Expert Commentary

Trends in U.S. family income mobility, 1969-2006

2012 paper by the Federal Reserve Bank of Boston on trends in family income mobility in the United States over the past 40 years.

The American Dream is predicated on the belief that, through hard work and perseverance, people can move up the economic ladder. Annual earnings inequality declined from 1937 until 1953 — the postwar era economic boom often referred to as “the Great Compression” — but has steadily risen ever since, with the rate of inequality significantly increasing between 1980 and 2004. Recent government analysis suggests the problem of income inequality has become acute.

A 2011 paper by the Federal Reserve Bank of Boston, “Trends in U.S. Family Income Mobility, 1969-2006,” used data from the Panel Study of Income Dynamics to analyze trends among U.S. working-aged family heads and their spouses over recent decades.

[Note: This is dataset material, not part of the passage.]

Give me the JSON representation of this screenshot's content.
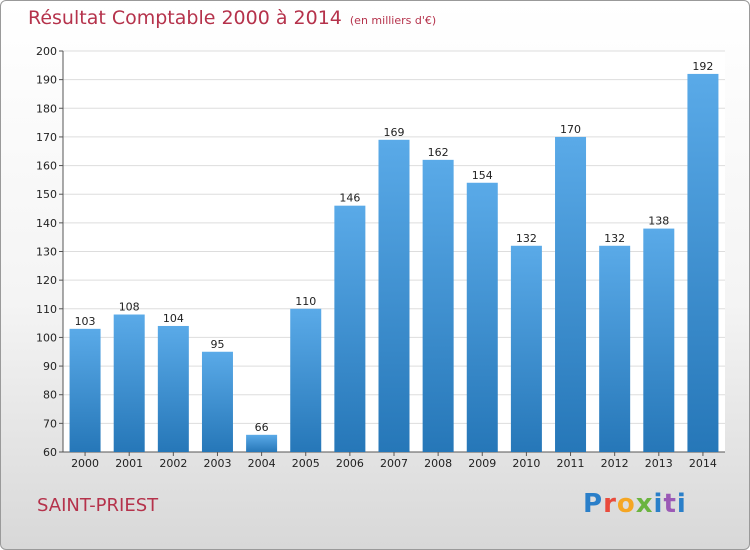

The paper’s findings include:

  • Upward mobility — defined as a family moving up 10% in terms of their income — has been decreasing over the decades: 79% moved up in the 1980s, 77% in the 1990s, and the continuing trend line continues to go downward.
  • The mobility of families in the bottom 20% of income has decreased from 50% to 46% over this time. While this change may seem small, even unchanged mobility leads to widening inequality of long-term incomes.
  • “Data on those in the top and bottom 20% show lower absolute pre-government income mobility for the poorest Americans and higher absolute pre-government income mobility for the richest.”
  • As for policy’s role, the author notes, it “appears that increasingly redistributive U.S. tax and transfer policies may have enhanced family income mobility from the 1970s into the 1980s, but then had decreasing impact as tax rates were reduced after 1981 (and intermittently thereafter). Beyond overall patterns, the data indicate that the typical individual in the poorest one-fifth of the family income distribution is less likely to move up beyond that group’s real dollar ceiling within a decade than it was 15 to 20 years earlier.”

“These facts suggest,” the paper’s author concludes, “that policy remedies for those at the bottom should aim beyond short-term help, as those who are poor at any point in time are now likely to have low long-term incomes.”